The purpose of the CEF is to oversee the stability of the Chilean financial system and facilitate the technical coordination and exchange of information among its participants on matters regarding the prevention and handling of situations that may constitute risk to the financial system.
Among others, the CEF may (i) commission or request the Financial Superintendencies to perform studies for purposes of monitoring the stability of the financial system; (ii) request from the Financial Superintendencies any information –event subject to reserve– that may be necessary to identify or assess possible risks to the financial stability; and (iii) recommend to competent services or agencies policies that contribute toward the financial stability.

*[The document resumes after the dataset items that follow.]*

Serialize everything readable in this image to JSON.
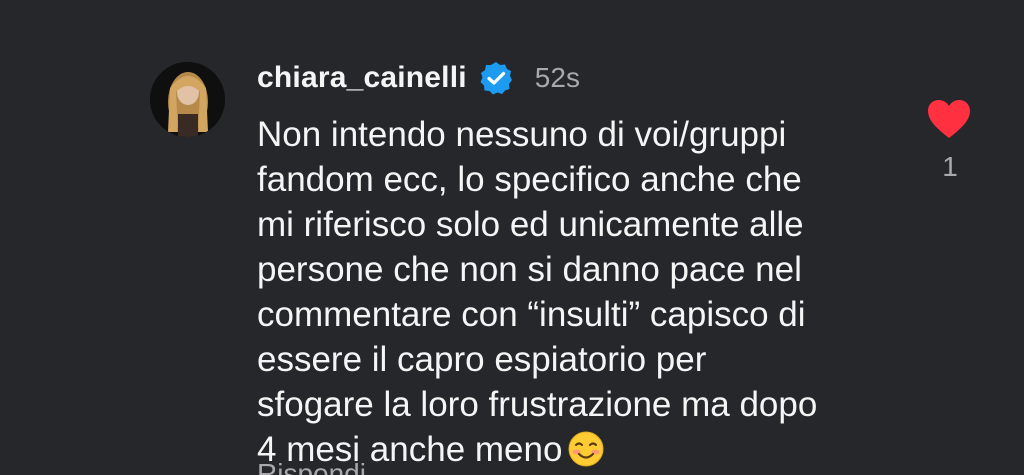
{
  "comment": {
    "username": "chiara_cainelli",
    "verified_icon": "verified-badge-icon",
    "timestamp": "52s",
    "text": "Non intendo nessuno di voi/gruppi\nfandom ecc, lo specifico anche che\nmi riferisco solo ed unicamente alle\npersone che non si danno pace nel\ncommentare con “insulti” capisco di\nessere il capro espiatorio per\nsfogare la loro frustrazione ma dopo\n4 mesi anche meno",
    "emoji": "smiling-face-emoji",
    "like_icon": "heart-icon",
    "like_count": "1",
    "reply_label": "Rispondi"
  },
  "colors": {
    "background": "#26272b",
    "like_red": "#ff3040",
    "verified_blue": "#1d9bf0",
    "muted": "#a8a8ad"
  }
}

The new law sets forth a framework for joint action among the Financial Superintendencies, which shall report to the CEF the facts, circumstances or events of their relevant sectors which may have systemic consequences.
Additionally, along with granting legal status to the CEF, the law introduces significant changes to the legislation applicable to each Financial Superintendency, which may now require from the entities subject to their supervision sufficient financial information regarding all persons and entities that belong to their conglomerate group, who could materially impact the financial condition or safety and soundness of the entity, that would permit it to assess the financial situation of any such person or entity, and such additional information concerning the relationship among the parties through ownership or control, as well as transactions among the members of the conglomerate group.

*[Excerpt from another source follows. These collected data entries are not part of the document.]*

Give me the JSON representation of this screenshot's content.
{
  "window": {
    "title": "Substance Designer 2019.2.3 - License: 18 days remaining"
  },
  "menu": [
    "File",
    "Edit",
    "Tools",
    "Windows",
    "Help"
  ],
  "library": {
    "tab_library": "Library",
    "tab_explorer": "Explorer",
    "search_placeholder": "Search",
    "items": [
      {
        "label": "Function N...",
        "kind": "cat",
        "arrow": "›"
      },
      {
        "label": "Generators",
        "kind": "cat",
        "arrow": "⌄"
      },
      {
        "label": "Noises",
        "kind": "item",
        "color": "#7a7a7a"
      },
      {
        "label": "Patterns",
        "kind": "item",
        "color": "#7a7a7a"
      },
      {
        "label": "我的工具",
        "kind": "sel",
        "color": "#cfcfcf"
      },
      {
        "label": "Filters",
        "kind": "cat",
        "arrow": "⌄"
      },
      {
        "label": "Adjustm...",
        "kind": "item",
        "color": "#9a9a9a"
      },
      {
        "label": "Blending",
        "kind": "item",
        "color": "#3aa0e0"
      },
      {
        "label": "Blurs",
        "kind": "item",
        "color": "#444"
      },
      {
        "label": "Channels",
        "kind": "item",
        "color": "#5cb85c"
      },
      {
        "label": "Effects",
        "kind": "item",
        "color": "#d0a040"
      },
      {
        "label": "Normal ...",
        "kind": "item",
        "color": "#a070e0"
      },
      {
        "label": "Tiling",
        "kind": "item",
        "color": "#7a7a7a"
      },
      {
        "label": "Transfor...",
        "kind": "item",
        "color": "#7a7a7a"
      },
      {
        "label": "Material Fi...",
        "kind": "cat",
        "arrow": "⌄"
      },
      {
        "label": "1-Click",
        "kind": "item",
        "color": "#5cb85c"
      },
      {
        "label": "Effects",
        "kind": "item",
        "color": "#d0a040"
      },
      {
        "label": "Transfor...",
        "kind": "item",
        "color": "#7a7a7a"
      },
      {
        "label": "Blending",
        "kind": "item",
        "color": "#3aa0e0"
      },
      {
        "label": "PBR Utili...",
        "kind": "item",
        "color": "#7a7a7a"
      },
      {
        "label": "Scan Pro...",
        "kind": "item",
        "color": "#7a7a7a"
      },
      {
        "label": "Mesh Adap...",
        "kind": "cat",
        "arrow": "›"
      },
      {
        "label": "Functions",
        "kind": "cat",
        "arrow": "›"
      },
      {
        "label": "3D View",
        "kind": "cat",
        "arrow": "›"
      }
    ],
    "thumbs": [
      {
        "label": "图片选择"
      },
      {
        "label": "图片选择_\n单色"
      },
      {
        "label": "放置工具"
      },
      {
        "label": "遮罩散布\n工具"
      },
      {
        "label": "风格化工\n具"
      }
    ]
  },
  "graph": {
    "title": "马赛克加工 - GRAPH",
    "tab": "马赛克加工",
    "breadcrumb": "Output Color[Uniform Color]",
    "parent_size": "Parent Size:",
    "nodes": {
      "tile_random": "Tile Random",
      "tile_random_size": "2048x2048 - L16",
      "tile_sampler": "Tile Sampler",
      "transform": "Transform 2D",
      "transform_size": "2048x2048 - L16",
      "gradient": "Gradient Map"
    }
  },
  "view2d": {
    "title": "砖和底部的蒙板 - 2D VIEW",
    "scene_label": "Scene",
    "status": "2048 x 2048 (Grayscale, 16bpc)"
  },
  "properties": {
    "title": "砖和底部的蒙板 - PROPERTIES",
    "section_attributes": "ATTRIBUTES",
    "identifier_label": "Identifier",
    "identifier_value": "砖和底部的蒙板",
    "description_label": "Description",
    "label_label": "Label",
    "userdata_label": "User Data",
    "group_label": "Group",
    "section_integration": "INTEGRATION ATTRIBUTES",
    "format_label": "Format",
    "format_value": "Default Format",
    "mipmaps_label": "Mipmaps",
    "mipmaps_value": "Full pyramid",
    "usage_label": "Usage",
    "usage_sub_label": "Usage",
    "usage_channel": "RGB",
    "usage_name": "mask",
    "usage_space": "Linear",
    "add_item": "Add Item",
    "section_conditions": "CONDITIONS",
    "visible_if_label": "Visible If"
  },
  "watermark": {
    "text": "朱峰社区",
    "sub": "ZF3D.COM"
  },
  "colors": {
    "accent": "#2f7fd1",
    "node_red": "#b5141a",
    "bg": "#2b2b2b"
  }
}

The new legislation amends the General Banking Law to impose a new solvency requirement for the controlling shareholders of a bank, requiring from such shareholders, individually or as a whole, to permanently maintain consolidated net assets in an amount equal to their ownership proportion of the bank’s basic capital. In the event of a breach of this requirement for a term longer than the cure period determined by the SBIF, the SBIF will have the right to presume that a serious issue exists which may materially impact the financial condition or safety and soundness of the bank. Under such circumstances, the Superintendent has the authority to designate a delegated inspector who may suspend any resolution or action by the bank’s board of directors or its senior executive management. Alternatively, with the prior agreement of the Chilean Central Bank, the SBIF can appoint a temporary receiver, which shall have all the power to take such actions and directives as the law or organizational documents of such bank permits the Board of Directors or senior executive management of the bank to undertake on a day-to-day basis.
The new law amends the Insurance Law to incorporate a new solvency requirement applicable to the controlling shareholders of insurance companies. In this sense, when the level of solvency of the controlling shareholders, either individually or jointly, is reduced to an amount less than the risk assets established in said regulations, and it is not remedied within the period determined by the SVS for these purposes, the SVS has the authority to instruct the companies to refrain from effecting transactions and operations with their related persons or through them, up to a period of six months, renewable for an equal term. Furthermore, under these circumstances, the SVS may suspend the management or all or some of the company’s operations, thereby designating a manager for that purpose.
The new law entered into force with its publication. However, exceptionally, the new solvency requirements mentioned above will be enforceable 12 months as of the law’s coming into force.